Q: Why is wholesale so hard?
A: Your margin is this big [holds fingers very closely together], you eat every f*ck-up. It was also the end of boutique retail, so a lot of times people would test young designers, but you’re not their bread and butter so to pay you is really not high on their list. The combination of all of those things made it touch and go.
My parents lent me $5000 to produce my first line, and that $5000 sustained me for two years of attempting to do a wholesale business. And then I had all this returned merchandise, whatever, and I was sample-sale-ing out of my Chelsea apartment.
My parents moved to Hong Kong, so I went to see them and I was on a plane and I thought “If I opened a store and I lived in the store, I would only have to sell 10 dresses to pay my rent, and then I could sell this stuff every day, because I have all this overstock and I have no place to liquidate it.”
So that’s how I started in retail.
Q: So the move from wholesale to retail was your biggest turning point?
A: Yes. You really have to be honest with yourself when it’s head against a brick wall.
Q: At what point did you recognize it was your life’s passion?
A: At 14 when I was making these poppy Liberty Print skirts with elastic waistbands and I knew that there was nothing I could do better. This was easy to me.
I’d wake up in the morning and want to cut things out and sew them. What was scary for me was that I knew I wasn't great, technically, I was not the best pattern maker, I was definitely not the best sewer, so that stuff scared me along the line, but the idea of wanting to make something, I could never stop that.
I feel like in a strange way it was lucky for me, because I could have gotten bogged down in a lot of technical stuff, but my desire to get work out there that I felt like I wanted to make, was stronger. I managed to learn a lot from all those people that I worked with that there’s ways to do that besides sitting at a sewing machine by myself every day.
Q: So your entrepreneurial instinct was stronger than your fear?
A: My desire to put something out there of my own, and then weirdly my experience in production, made me know that it’s not smart for me to sew every single piece.
Q: If you had unlimited resources, what would you do?

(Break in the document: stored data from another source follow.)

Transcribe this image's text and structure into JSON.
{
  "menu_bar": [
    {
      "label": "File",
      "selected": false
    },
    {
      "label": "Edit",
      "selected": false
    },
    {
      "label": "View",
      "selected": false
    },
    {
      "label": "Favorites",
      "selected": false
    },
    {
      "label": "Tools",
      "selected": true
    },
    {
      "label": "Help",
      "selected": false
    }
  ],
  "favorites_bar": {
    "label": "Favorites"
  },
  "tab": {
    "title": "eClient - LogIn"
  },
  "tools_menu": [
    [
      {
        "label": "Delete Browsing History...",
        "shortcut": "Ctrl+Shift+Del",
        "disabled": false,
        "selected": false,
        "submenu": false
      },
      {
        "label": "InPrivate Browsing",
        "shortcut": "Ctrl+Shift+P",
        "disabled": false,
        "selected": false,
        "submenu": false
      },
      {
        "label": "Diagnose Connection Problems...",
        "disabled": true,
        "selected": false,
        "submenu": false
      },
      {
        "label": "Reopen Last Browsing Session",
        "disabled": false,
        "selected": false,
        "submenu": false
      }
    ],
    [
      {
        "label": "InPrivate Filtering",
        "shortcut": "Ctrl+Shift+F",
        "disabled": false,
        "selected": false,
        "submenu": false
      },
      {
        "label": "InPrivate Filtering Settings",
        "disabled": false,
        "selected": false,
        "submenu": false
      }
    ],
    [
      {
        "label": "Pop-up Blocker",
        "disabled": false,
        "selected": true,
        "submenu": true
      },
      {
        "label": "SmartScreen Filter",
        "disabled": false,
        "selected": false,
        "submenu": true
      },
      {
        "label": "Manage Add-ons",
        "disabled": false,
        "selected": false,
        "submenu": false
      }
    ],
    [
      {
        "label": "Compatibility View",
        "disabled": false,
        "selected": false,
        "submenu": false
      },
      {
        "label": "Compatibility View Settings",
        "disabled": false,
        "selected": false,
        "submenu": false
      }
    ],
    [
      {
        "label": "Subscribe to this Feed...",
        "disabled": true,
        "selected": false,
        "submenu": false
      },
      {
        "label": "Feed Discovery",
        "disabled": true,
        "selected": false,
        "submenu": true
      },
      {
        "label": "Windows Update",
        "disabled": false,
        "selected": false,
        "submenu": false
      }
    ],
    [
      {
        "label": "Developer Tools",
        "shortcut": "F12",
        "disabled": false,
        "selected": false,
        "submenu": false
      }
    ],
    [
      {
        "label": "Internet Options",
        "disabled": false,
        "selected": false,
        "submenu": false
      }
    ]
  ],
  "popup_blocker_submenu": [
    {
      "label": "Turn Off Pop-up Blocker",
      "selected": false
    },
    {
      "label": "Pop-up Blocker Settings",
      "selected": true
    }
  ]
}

A: I know, right? I think that all the time; what if I had unlimited resources? I hate to say it but now that I’m old I’m a little bit practical. After having weird franchises and living in L.A., and all these different moves that I’ve made throughout the 20 years of my career, I have a really beautiful solid business in New York with an outpost in Toronto, Canada, so my goal is to expand that core.
I want to be the New York woman’s store. I want to be, like, anyone that’s in the know “That’s where you go to get your goods,” because we know you, we’ve got everything you need, we’ll tailor it if you need and our price point is yummy.
Any woman between the ages of 28 to 65: let me be your store.
My goal is I would want to open maybe four more stores, and then I might consider the concept of partnering with somebody and we could take it to other cities. But I don't want to manage it slowly, I don't want to manage it independently. I would like to partner with someone who’s skilled in all of that.
If everything went to sh*t, and if its just me in one store, selling, every day, what I’ve made, I’m fine with that. If it’s me in 10 stores selling a bunch of ladies a bunch of stuff, that’s really exciting.
Q: It sounds as though every scale works for you
A: As long as I can get up and do it, I really don't care.
When I find the right spaces I will open more stores, when I feel in my gut that the real estate is right.
Q: Do you feel that you’ve made your passion into your purpose and livelihood?
A: I’m missing the ‘give back’ part. I hope to get to that in my 50s. When I’m hiring these little girls, I can be their learning curve. Let me be their first time using a skill set.
That might not be my smartest move, but I just remember, in your 20s, it is hard to find opportunity or a place where things are transparent and you can see how everything is working and be able to attempt to use your skills.
It’s pretty luxurious to have an idea, see it get produced, and then have it responded to, and I love to give that to the girls that work for me.